Les jeunes se sont rassemblés autour de leur éducateur, devant le capot ouvert du minibus. La température s’est rafraîchie, et ils dansent d’un pied sur l’autre pour se réchauffer. « Que vérifie-t-on en premier ? », les interroge Alain Baudenaille, l’éducateur technique spécialisé (ETS) qui les encadre. « Le liquide de refroidissement », suggère une jeune fille. Les mains dans le moteur, elle dévisse les bouchons, contrôle les niveaux. « Là, il manque un peu d’huile. » Alain Baudenaille regarde sa montre. Il doit accompagner une jeune fille à son rendez-vous au centre médico-psychologique. Le petit groupe regagne donc les locaux de l’association Vivre parmi les autres (VPA 95) (1), au cœur du quartier des Larris, à Pontoise (Val-d’Oise). Là, une délicieuse odeur s’échappe des cuisines. Une charlotte sur la tête, d’autres usagers de l’association préparent le repas de midi. « Je n’ai plus de place pour éplucher les carottes », se plaint un jeune homme. « Attends un peu, il faut d’abord que les autres aient rangé les courses », le rassure Blandine Camus, conseillère en économie sociale et familiale (CESF), qui pilote les opérations ce jour-là.

Cette effervescence, c’est le quotidien du centre d’adaptation à la vie et au travail (CAVT) de VPA 95. Fondée en 1988, cette UPAIS (voir encadré page 38) vise l’insertion socioprofessionnelle de jeunes adultes handicapés mentaux légers, via un travail en milieu ordinaire et un appartement indépendant. Cette ambition repose sur trois services. En premier lieu, le CAVT accompagne depuis 1991 les jeunes dans la construction de leur projet professionnel. Parallèlement, le service Etap’appart, créé en 2004, regroupe des logements collectifs éclatés, permettant aux usagers d’expérimenter l’autonomie.

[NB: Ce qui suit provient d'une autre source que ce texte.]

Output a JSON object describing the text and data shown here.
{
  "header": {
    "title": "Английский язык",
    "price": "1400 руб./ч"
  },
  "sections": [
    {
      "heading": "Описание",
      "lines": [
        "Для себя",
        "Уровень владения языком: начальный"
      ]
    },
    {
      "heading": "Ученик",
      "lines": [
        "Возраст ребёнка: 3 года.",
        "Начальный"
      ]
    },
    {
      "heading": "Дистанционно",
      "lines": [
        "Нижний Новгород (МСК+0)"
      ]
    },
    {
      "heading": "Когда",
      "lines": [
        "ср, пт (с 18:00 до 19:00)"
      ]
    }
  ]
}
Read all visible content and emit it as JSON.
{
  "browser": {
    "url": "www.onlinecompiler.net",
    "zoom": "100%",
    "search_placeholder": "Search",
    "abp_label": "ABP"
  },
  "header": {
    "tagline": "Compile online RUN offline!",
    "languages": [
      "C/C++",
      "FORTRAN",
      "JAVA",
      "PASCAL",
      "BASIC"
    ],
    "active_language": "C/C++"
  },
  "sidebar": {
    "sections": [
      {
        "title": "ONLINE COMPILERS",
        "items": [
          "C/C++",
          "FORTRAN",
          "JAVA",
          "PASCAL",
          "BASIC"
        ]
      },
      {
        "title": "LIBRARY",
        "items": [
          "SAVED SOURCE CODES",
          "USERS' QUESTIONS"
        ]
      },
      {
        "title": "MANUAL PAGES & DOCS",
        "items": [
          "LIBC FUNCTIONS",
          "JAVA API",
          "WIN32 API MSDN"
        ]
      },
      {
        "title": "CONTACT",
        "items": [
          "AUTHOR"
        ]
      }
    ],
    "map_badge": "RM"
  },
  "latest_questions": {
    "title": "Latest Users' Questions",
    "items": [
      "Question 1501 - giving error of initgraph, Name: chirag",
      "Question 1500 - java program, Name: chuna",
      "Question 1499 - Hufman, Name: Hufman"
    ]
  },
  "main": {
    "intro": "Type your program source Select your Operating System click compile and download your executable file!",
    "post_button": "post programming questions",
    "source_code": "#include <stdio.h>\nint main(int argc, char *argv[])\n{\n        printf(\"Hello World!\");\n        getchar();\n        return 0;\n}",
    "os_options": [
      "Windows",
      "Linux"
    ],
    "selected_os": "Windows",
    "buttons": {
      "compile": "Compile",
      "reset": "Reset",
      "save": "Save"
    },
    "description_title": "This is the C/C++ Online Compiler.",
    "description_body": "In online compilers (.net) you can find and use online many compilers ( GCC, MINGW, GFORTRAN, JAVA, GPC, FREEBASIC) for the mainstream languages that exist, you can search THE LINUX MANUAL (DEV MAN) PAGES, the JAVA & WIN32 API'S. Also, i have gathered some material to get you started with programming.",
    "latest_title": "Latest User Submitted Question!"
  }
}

Et à l’issue de cette double prise en charge, le relais peut être transmis au service d’accompagnement à la vie sociale (SAVS), qui fonctionne depuis 1993.

A l’entrée au CAVT, la durée initiale de suivi des jeunes est de deux ans. Orientés par la maison départementale des personnes handicapées (MDPH), les 24 usagers du CAVT – hommes et femmes à parts égales, âgés de 18 à 25 ans – sont tous reconnus comme travailleurs handicapés, aptes à travailler en milieu ordinaire. Beaucoup ont déjà vécu un parcours institutionnel : institut médico-professionnel ou médico-éducatif, section d’enseignement général adapté… En moyenne, la plupart affichent un quotient intellectuel inférieur à 90 et présentent des troubles cognitifs, relationnels ou sociaux d’origines diverses. De cette diversité de profils découlent des compétences, des capacités d’adaptation et des besoins d’accompagnement variés. L’autonomie dans les actes simples de la vie quotidienne, et en particulier dans les transports, reste cependant un prérequis imposé à tous.

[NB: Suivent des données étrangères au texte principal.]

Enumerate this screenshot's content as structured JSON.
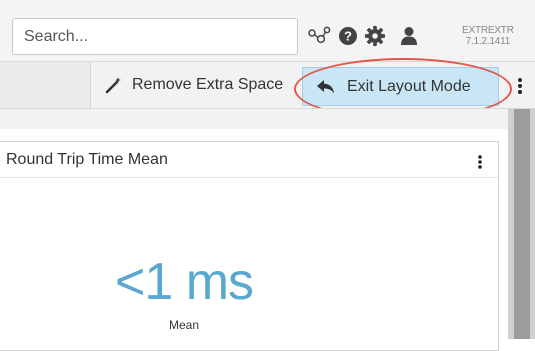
{
  "header": {
    "search_placeholder": "Search...",
    "icons": [
      "activity-icon",
      "help-icon",
      "settings-icon",
      "user-icon"
    ],
    "app_name": "EXTREXTR",
    "app_version": "7.1.2.1411"
  },
  "toolbar": {
    "remove_extra_space_label": "Remove Extra Space",
    "exit_layout_mode_label": "Exit Layout Mode",
    "highlight_color": "#e2574a",
    "exit_button_color": "#c9e6f6"
  },
  "widget": {
    "title": "Round Trip Time Mean",
    "value": "<1 ms",
    "value_label": "Mean",
    "value_color": "#5aa7cf"
  }
}
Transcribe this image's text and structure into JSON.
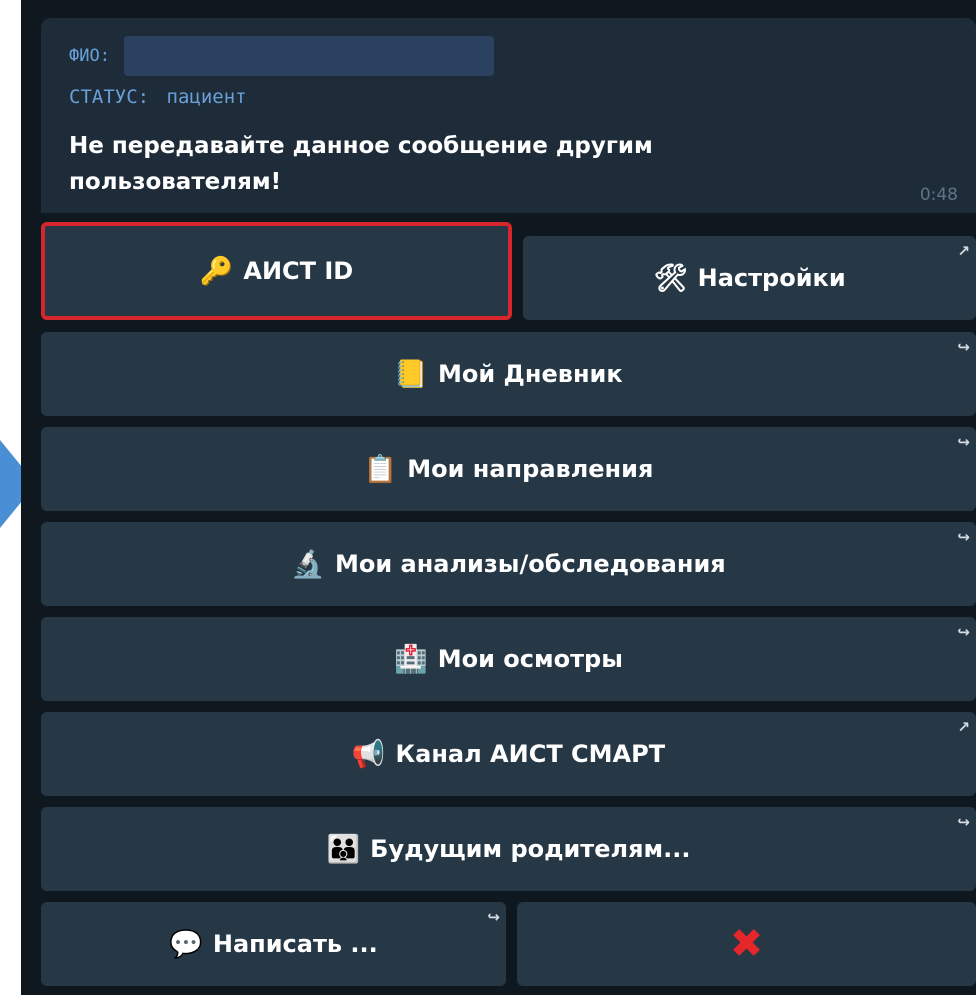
{
  "message": {
    "fio_label": "ФИО:",
    "status_label": "СТАТУС:",
    "status_value": "пациент",
    "warning": "Не передавайте данное сообщение другим пользователям!",
    "time": "0:48"
  },
  "keyboard": {
    "aist_id": {
      "icon": "🔑",
      "label": "АИСТ ID"
    },
    "settings": {
      "icon": "🛠",
      "label": "Настройки",
      "corner": "↗"
    },
    "diary": {
      "icon": "📒",
      "label": "Мой Дневник",
      "corner": "↪"
    },
    "referrals": {
      "icon": "📋",
      "label": "Мои направления",
      "corner": "↪"
    },
    "tests": {
      "icon": "🔬",
      "label": "Мои анализы/обследования",
      "corner": "↪"
    },
    "exams": {
      "icon": "🏥",
      "label": "Мои осмотры",
      "corner": "↪"
    },
    "channel": {
      "icon": "📢",
      "label": "Канал АИСТ СМАРТ",
      "corner": "↗"
    },
    "parents": {
      "icon": "👪",
      "label": "Будущим родителям...",
      "corner": "↪"
    },
    "write": {
      "icon": "💬",
      "label": "Написать ...",
      "corner": "↪"
    },
    "close": {
      "icon": "✖"
    }
  },
  "colors": {
    "background": "#10181f",
    "bubble": "#1e2c3a",
    "button": "#263746",
    "highlight": "#d7262b",
    "meta_text": "#6aa0d8"
  }
}
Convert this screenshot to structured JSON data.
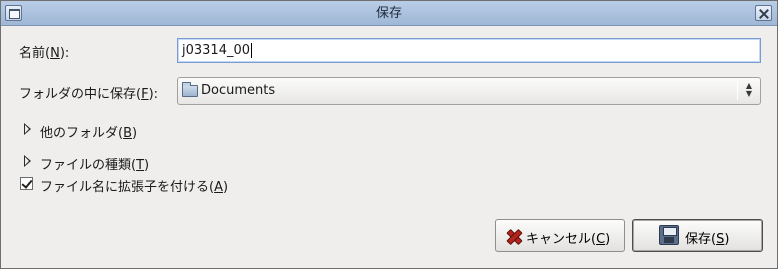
{
  "window": {
    "title": "保存"
  },
  "name_field": {
    "label_prefix": "名前(",
    "mnemonic": "N",
    "label_suffix": "):",
    "value": "j03314_00"
  },
  "folder_field": {
    "label_prefix": "フォルダの中に保存(",
    "mnemonic": "F",
    "label_suffix": "):",
    "selected": "Documents",
    "icon": "folder-icon"
  },
  "expanders": {
    "other_folders": {
      "prefix": "他のフォルダ(",
      "mnemonic": "B",
      "suffix": ")"
    },
    "file_type": {
      "prefix": "ファイルの種類(",
      "mnemonic": "T",
      "suffix": ")"
    }
  },
  "extension_option": {
    "prefix": "ファイル名に拡張子を付ける(",
    "mnemonic": "A",
    "suffix": ")",
    "checked": true
  },
  "buttons": {
    "cancel": {
      "prefix": "キャンセル(",
      "mnemonic": "C",
      "suffix": ")",
      "icon": "cancel-x-icon"
    },
    "save": {
      "prefix": "保存(",
      "mnemonic": "S",
      "suffix": ")",
      "icon": "floppy-disk-icon"
    }
  },
  "colors": {
    "titlebar": "#b9cde6",
    "window_bg": "#efeeed",
    "focus_border": "#7a9cd3"
  }
}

D’abord, un stage de contact

Au CAVT, les six premiers mois sont consacrés à l’évaluation des compétences et à l’acquisition « d’un socle de connaissances, mais surtout de savoir-faire et de savoir-être exploitables dans le futur métier », explique Valérie Hervieu, la directrice du pôle handicap de VPA 95. Pour les six professionnels – un éducateur spécialisé, un ETS, un moniteur-éducateur, une animatrice, une CESF et une chargée d’insertion, sans compter la psychologue qui intervient également sur Etap’appart –, l’observation commence dès le stage de contact. Préalable à l’intégration proprement dite, ce stage de 15 jours permet aux candidats de valider leur projet en s’immergeant de façon intense dans des ateliers professionnels (blanchisserie, entretien de locaux, espaces verts, informatique, menuiserie, cuisine, etc.), portant sur la vie quotidienne (citoyenneté, santé, estime de soi, etc.) et de remise à niveau scolaire. Des séances de sport, des groupes de parole et des demi-journées d’« autonomie » complètent le programme. Quel que soit le support, les objectifs professionnels, personnels et l’acquisition de l’autonomie s’entremêlent en permanence. Johan Marchadé, éducateur spécialisé, anime les ateliers « formation générale » et « culture et citoyenneté ». « La plupart de nos usagers ont connu une scolarité mouvementée, émaillée de ruptures et de décrochage, précise-t-il. Pas question, donc, de recréer une petite école. » Outre l’ouverture à un « autre imaginaire », les projets culturels offrent un support ludique à l’acquisition de compétences d’ordre scolaire. La composition de chansons favorise, par exemple, un travail sur la structure syntaxique des phrases. « En fait, il s’agit surtout de trouver la bonne méthode pour chacun, souvent par des biais détournés. »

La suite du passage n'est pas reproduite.